Je fais partie de la génération Y, génération de voyageurs, rêveurs, consommateurs. Depuis quelques années, je constate que de plus en plus de jeunes partent sur la route pour y vivre des aventures et des expériences. Contrairement aux baby-boomers, nous cherchons à évoluer dans un monde où l’on se donne les moyens de réussir les projets que l’on aime. Nous faisons des études pour obtenir un métier dans lequel on s’épanouira et évoluera. Du moins, c’est l’image que la société dans laquelle nous avançons nous donne. Mais qu’en est-il de la réalité?

À 20 ans j’ai quitté la France pour venir m’installer au Canada. À l’époque, la passion du voyage commençait à naître en moi et si je partais, c’est que le Québec représentait une sorte d’eldorado. En faisant quelques recherches, je tombais sur le baccalauréat qui allait rythmer ma vie pendant 3 ans à l’UQAM et qui, du moins le pensais-je, allait me donner le métier de mes « rêves ».

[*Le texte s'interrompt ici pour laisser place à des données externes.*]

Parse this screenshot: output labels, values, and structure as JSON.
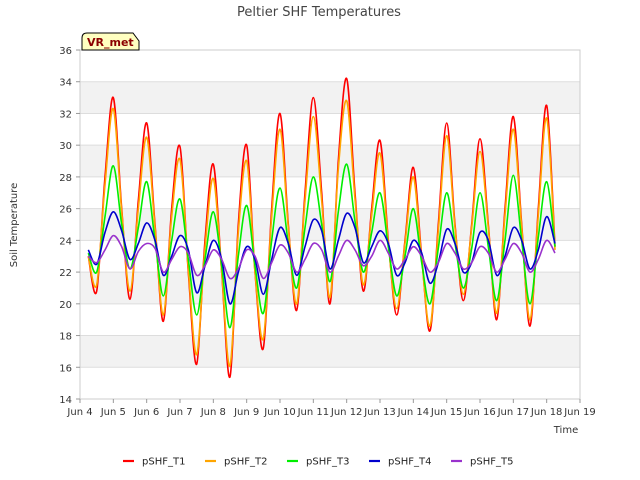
{
  "chart_data": {
    "type": "line",
    "title": "Peltier SHF Temperatures",
    "xlabel": "Time",
    "ylabel": "Soil Temperature",
    "badge": "VR_met",
    "x_ticks": [
      "Jun 4",
      "Jun 5",
      "Jun 6",
      "Jun 7",
      "Jun 8",
      "Jun 9",
      "Jun 10",
      "Jun 11",
      "Jun 12",
      "Jun 13",
      "Jun 14",
      "Jun 15",
      "Jun 16",
      "Jun 17",
      "Jun 18",
      "Jun 19"
    ],
    "xlim": [
      4,
      19
    ],
    "ylim": [
      14,
      36
    ],
    "y_ticks": [
      14,
      16,
      18,
      20,
      22,
      24,
      26,
      28,
      30,
      32,
      34,
      36
    ],
    "grid": "alternating horizontal bands",
    "legend_position": "bottom",
    "x_note": "x values are day-of-June (fractional)",
    "series": [
      {
        "name": "pSHF_T1",
        "color": "#ff0000",
        "x": [
          4.25,
          4.5,
          4.75,
          5.0,
          5.25,
          5.5,
          5.75,
          6.0,
          6.25,
          6.5,
          6.75,
          7.0,
          7.25,
          7.5,
          7.75,
          8.0,
          8.25,
          8.5,
          8.75,
          9.0,
          9.25,
          9.5,
          9.75,
          10.0,
          10.25,
          10.5,
          10.75,
          11.0,
          11.25,
          11.5,
          11.75,
          12.0,
          12.25,
          12.5,
          12.75,
          13.0,
          13.25,
          13.5,
          13.75,
          14.0,
          14.25,
          14.5,
          14.75,
          15.0,
          15.25,
          15.5,
          15.75,
          16.0,
          16.25,
          16.5,
          16.75,
          17.0,
          17.25,
          17.5,
          17.75,
          18.0,
          18.25
        ],
        "y": [
          23.0,
          20.8,
          28.0,
          33.0,
          26.0,
          20.3,
          26.5,
          31.4,
          25.0,
          18.9,
          26.0,
          29.9,
          22.0,
          16.2,
          24.0,
          28.8,
          22.0,
          15.4,
          25.0,
          30.0,
          22.0,
          17.2,
          26.0,
          32.0,
          25.0,
          19.6,
          27.0,
          33.0,
          27.0,
          20.0,
          29.0,
          34.2,
          27.0,
          20.8,
          26.0,
          30.3,
          24.0,
          19.3,
          24.0,
          28.6,
          23.0,
          18.3,
          25.0,
          31.4,
          25.0,
          20.2,
          25.0,
          30.4,
          25.0,
          19.0,
          26.0,
          31.8,
          25.0,
          18.6,
          26.0,
          32.5,
          23.6
        ]
      },
      {
        "name": "pSHF_T2",
        "color": "#ffa500",
        "x": [
          4.25,
          4.5,
          4.75,
          5.0,
          5.25,
          5.5,
          5.75,
          6.0,
          6.25,
          6.5,
          6.75,
          7.0,
          7.25,
          7.5,
          7.75,
          8.0,
          8.25,
          8.5,
          8.75,
          9.0,
          9.25,
          9.5,
          9.75,
          10.0,
          10.25,
          10.5,
          10.75,
          11.0,
          11.25,
          11.5,
          11.75,
          12.0,
          12.25,
          12.5,
          12.75,
          13.0,
          13.25,
          13.5,
          13.75,
          14.0,
          14.25,
          14.5,
          14.75,
          15.0,
          15.25,
          15.5,
          15.75,
          16.0,
          16.25,
          16.5,
          16.75,
          17.0,
          17.25,
          17.5,
          17.75,
          18.0,
          18.25
        ],
        "y": [
          23.0,
          21.2,
          27.5,
          32.3,
          25.8,
          20.8,
          26.0,
          30.5,
          24.8,
          19.3,
          25.5,
          29.1,
          22.2,
          16.8,
          23.5,
          27.9,
          22.0,
          16.1,
          24.5,
          29.0,
          22.0,
          17.8,
          25.5,
          31.0,
          24.8,
          20.0,
          26.5,
          31.8,
          26.5,
          20.4,
          28.5,
          32.8,
          26.6,
          21.2,
          25.6,
          29.5,
          23.8,
          19.7,
          23.8,
          28.0,
          22.8,
          18.6,
          24.6,
          30.6,
          24.8,
          20.6,
          24.8,
          29.6,
          24.8,
          19.4,
          25.6,
          31.0,
          24.8,
          19.0,
          25.6,
          31.7,
          23.4
        ]
      },
      {
        "name": "pSHF_T3",
        "color": "#00ee00",
        "x": [
          4.25,
          4.5,
          4.75,
          5.0,
          5.25,
          5.5,
          5.75,
          6.0,
          6.25,
          6.5,
          6.75,
          7.0,
          7.25,
          7.5,
          7.75,
          8.0,
          8.25,
          8.5,
          8.75,
          9.0,
          9.25,
          9.5,
          9.75,
          10.0,
          10.25,
          10.5,
          10.75,
          11.0,
          11.25,
          11.5,
          11.75,
          12.0,
          12.25,
          12.5,
          12.75,
          13.0,
          13.25,
          13.5,
          13.75,
          14.0,
          14.25,
          14.5,
          14.75,
          15.0,
          15.25,
          15.5,
          15.75,
          16.0,
          16.25,
          16.5,
          16.75,
          17.0,
          17.25,
          17.5,
          17.75,
          18.0,
          18.25
        ],
        "y": [
          23.2,
          22.0,
          25.5,
          28.7,
          25.0,
          22.2,
          24.8,
          27.7,
          24.0,
          20.5,
          24.0,
          26.6,
          22.8,
          19.3,
          22.8,
          25.8,
          22.4,
          18.5,
          23.0,
          26.2,
          22.4,
          19.4,
          24.0,
          27.3,
          23.8,
          21.0,
          24.8,
          28.0,
          25.0,
          21.4,
          25.8,
          28.8,
          25.2,
          22.0,
          24.5,
          27.0,
          23.6,
          20.5,
          23.0,
          26.0,
          22.6,
          20.0,
          23.5,
          27.0,
          23.8,
          21.0,
          23.5,
          27.0,
          23.6,
          20.2,
          24.0,
          28.1,
          24.0,
          20.0,
          24.2,
          27.7,
          23.6
        ]
      },
      {
        "name": "pSHF_T4",
        "color": "#0000cd",
        "x": [
          4.25,
          4.5,
          4.75,
          5.0,
          5.25,
          5.5,
          5.75,
          6.0,
          6.25,
          6.5,
          6.75,
          7.0,
          7.25,
          7.5,
          7.75,
          8.0,
          8.25,
          8.5,
          8.75,
          9.0,
          9.25,
          9.5,
          9.75,
          10.0,
          10.25,
          10.5,
          10.75,
          11.0,
          11.25,
          11.5,
          11.75,
          12.0,
          12.25,
          12.5,
          12.75,
          13.0,
          13.25,
          13.5,
          13.75,
          14.0,
          14.25,
          14.5,
          14.75,
          15.0,
          15.25,
          15.5,
          15.75,
          16.0,
          16.25,
          16.5,
          16.75,
          17.0,
          17.25,
          17.5,
          17.75,
          18.0,
          18.25
        ],
        "y": [
          23.4,
          22.5,
          24.5,
          25.8,
          24.6,
          22.8,
          23.8,
          25.1,
          24.0,
          21.8,
          23.0,
          24.3,
          23.4,
          20.7,
          22.4,
          24.0,
          22.8,
          20.0,
          22.0,
          23.6,
          22.8,
          20.6,
          22.8,
          24.8,
          23.8,
          21.8,
          23.6,
          25.3,
          24.6,
          22.2,
          24.0,
          25.7,
          24.8,
          22.6,
          23.6,
          24.6,
          23.8,
          21.8,
          22.6,
          24.0,
          23.2,
          21.3,
          22.6,
          24.7,
          23.8,
          22.0,
          22.6,
          24.5,
          24.0,
          21.8,
          23.0,
          24.8,
          24.0,
          22.2,
          23.4,
          25.5,
          23.8
        ]
      },
      {
        "name": "pSHF_T5",
        "color": "#9932cc",
        "x": [
          4.25,
          4.5,
          4.75,
          5.0,
          5.25,
          5.5,
          5.75,
          6.0,
          6.25,
          6.5,
          6.75,
          7.0,
          7.25,
          7.5,
          7.75,
          8.0,
          8.25,
          8.5,
          8.75,
          9.0,
          9.25,
          9.5,
          9.75,
          10.0,
          10.25,
          10.5,
          10.75,
          11.0,
          11.25,
          11.5,
          11.75,
          12.0,
          12.25,
          12.5,
          12.75,
          13.0,
          13.25,
          13.5,
          13.75,
          14.0,
          14.25,
          14.5,
          14.75,
          15.0,
          15.25,
          15.5,
          15.75,
          16.0,
          16.25,
          16.5,
          16.75,
          17.0,
          17.25,
          17.5,
          17.75,
          18.0,
          18.25
        ],
        "y": [
          23.0,
          22.6,
          23.4,
          24.3,
          23.6,
          22.2,
          23.3,
          23.8,
          23.5,
          22.0,
          22.8,
          23.6,
          23.2,
          21.8,
          22.4,
          23.4,
          22.8,
          21.6,
          22.2,
          23.4,
          23.0,
          21.6,
          22.6,
          23.7,
          23.2,
          22.0,
          22.8,
          23.8,
          23.4,
          22.0,
          23.0,
          24.0,
          23.4,
          22.4,
          23.0,
          24.0,
          23.2,
          22.2,
          22.8,
          23.6,
          23.0,
          22.0,
          22.6,
          23.8,
          23.2,
          22.2,
          22.6,
          23.6,
          23.2,
          22.0,
          22.8,
          23.8,
          23.2,
          22.0,
          22.8,
          24.0,
          23.2
        ]
      }
    ]
  }
}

Durant mes années universitaires, je me suis fait des amies incroyables, j’ai voyagé, vécu une grève étudiante, travaillé dans des restaurants, j’ai rendu des travaux à la dernière minute, j’ai eu un bal de promotion et j’ai vécu une belle remise des diplômes. 3 années de pur bonheur à rire, pleurer, trimer, et voyager, surtout voyager. Et puis tout s’est fini. Il a fallu chercher un emploi sérieux, se mettre dans la « vie active », comme ils disent. C’est à ce moment-là que la réalité du marché du travail m’est arrivée en plein dans la face. Des heures de recherche d’emploi intense qui se transformaient en semaines, des semaines en mois et des mois en une année.

Au début, je dois avouer que la chute a fait mal. Se rendre compte qu’il n’y a pas de place pour soi sur le marché, qu’on passe énormément de temps à chercher sur tous les sites d’offre de travail, que notre quotidien se limite à attendre un coup de fil, à se remettre en question, et puis à déprimer. On en finit par oublier ce qu’on aime dans la vie et ce qui nous rend heureux. On commence à chercher un travail pour se nourrir et non pour s’épanouir. On se confronte à une réalité qui ne nous plaît pas.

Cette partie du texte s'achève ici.